Von Katja Brauchle2. März 2022
Handel von russischen Aktien an der Deutschen Börse ab heute eingestellt

Handel von russischen Aktien an der Deutschen Börse ab heute eingestellt

Ab heute können an der Deutschen Börse keine russischen Aktien, Anleihen oder Derivate mehr gehandelt werden. Das hat die Frankfurter Börse gestern Nachmittag bekannt gegeben. Der Handel werde aus öffentlichem Interesse bis auf weiteres eingestellt.   

Gestern wurde bereits der Handel mit Wertpapieren russischer Banken ausgesetzt, etwa der VTB und Sberbank. Auch der Handel mit Papieren von sanktionierten Firmen wie Gazprom und Rosneft wurde gestoppt. Insgesamt werden nun neben russischen Staatsanleihen über 30 russische Wertpapiere nicht mehr gehandelt.

Kirchen- und Nachhaltigkeitsbanken rufen zu Boykott auf

In einer gemeinsamen Erklärung der Evangelischen Bank, der Bank für Kirche und Diakonie, der Bank für Kirche und Caritas, der Pax-Bank und fünf weiteren rufen die Verantwortlichen zu einem Boykott russischer Finanzinstitute auf. „Wir verurteilen jede direkte und indirekte Finanzierung dieses Angriffskrieges. Alle Finanzakteure müssen jetzt klar Position beziehen und Verantwortung übernehmen“, so die Erklärung.

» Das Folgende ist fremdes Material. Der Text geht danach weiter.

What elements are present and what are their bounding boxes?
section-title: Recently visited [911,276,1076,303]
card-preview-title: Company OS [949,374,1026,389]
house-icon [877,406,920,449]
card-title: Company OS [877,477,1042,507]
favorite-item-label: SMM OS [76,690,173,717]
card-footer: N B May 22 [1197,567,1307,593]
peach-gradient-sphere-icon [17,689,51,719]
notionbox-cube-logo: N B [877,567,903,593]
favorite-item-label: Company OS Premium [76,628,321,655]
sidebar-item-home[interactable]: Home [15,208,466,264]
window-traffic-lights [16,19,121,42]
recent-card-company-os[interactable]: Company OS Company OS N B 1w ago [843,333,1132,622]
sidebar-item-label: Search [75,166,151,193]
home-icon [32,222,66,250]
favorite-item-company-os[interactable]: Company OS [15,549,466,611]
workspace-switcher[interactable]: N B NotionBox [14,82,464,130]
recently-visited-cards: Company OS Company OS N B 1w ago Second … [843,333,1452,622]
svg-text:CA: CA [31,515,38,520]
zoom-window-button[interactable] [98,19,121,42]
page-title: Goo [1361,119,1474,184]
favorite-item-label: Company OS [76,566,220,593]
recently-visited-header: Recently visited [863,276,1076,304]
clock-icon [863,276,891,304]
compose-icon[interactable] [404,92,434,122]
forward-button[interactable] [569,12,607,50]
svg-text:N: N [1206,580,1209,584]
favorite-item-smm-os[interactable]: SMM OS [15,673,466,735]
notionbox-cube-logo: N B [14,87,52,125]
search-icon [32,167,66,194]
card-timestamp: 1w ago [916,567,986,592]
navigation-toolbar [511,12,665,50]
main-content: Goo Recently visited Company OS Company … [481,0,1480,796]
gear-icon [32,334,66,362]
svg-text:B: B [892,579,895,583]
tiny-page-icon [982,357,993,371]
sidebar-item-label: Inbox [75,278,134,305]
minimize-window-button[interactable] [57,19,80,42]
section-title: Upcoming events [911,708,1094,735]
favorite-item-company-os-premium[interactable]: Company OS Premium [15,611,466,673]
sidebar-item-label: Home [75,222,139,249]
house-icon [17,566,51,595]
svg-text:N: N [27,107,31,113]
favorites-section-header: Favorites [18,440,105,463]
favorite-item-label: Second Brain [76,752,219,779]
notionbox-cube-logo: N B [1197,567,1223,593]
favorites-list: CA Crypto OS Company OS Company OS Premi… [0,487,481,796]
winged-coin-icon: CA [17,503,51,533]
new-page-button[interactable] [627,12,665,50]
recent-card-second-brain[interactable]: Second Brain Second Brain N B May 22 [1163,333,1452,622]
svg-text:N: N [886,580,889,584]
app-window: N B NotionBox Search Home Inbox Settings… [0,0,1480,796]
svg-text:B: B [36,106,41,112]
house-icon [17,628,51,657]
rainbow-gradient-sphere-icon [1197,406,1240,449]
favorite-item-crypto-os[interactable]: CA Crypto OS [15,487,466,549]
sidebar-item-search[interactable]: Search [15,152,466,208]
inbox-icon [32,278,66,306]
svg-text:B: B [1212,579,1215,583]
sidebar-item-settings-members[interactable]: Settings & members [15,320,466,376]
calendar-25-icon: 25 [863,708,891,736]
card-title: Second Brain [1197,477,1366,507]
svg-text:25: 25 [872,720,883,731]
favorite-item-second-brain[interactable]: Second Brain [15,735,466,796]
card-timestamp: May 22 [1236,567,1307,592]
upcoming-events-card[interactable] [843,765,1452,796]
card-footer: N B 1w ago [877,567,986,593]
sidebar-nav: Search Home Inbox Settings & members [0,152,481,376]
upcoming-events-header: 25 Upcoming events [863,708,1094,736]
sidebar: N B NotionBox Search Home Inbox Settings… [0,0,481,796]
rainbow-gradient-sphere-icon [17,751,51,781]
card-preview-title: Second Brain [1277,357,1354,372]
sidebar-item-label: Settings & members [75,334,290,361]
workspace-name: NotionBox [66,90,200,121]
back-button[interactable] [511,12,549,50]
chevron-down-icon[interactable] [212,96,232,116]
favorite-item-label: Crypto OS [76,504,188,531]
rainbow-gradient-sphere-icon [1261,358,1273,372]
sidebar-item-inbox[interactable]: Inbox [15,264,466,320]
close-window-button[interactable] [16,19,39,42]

Sanktionen nicht ausreichend

Die Sanktionen halten die Unterzeichner nicht für ausreichend. Die Verantwortung von Akteuren am Finanzmarkt ende nicht mit der Umsetzung der staatlichen Sanktionen, sondern müsse darüber hinaus gehen. „Finanzmarktakteure, die in Deutschland aktiv sind, sind aufgefordert, auch auf ihre Muttergesellschaften einzuwirken, Geschäftsbeziehungen zu beenden, auch wenn keine Sanktionen erlassen wurden.“

Dabei sind durchaus bereits positive Beispiele zu vermelden. „Wir begrüßen, dass Vergleichsplattformen russische Banken aus den Zinsvergleichen entfernt haben“ heißt es in der Erklärung. Des weiteren sollten Anlegerinnen und Anleger hinterfragen, was mit ihrem Geld finanziert wird und mit welcher Bank sie zusammenarbeiten wollen.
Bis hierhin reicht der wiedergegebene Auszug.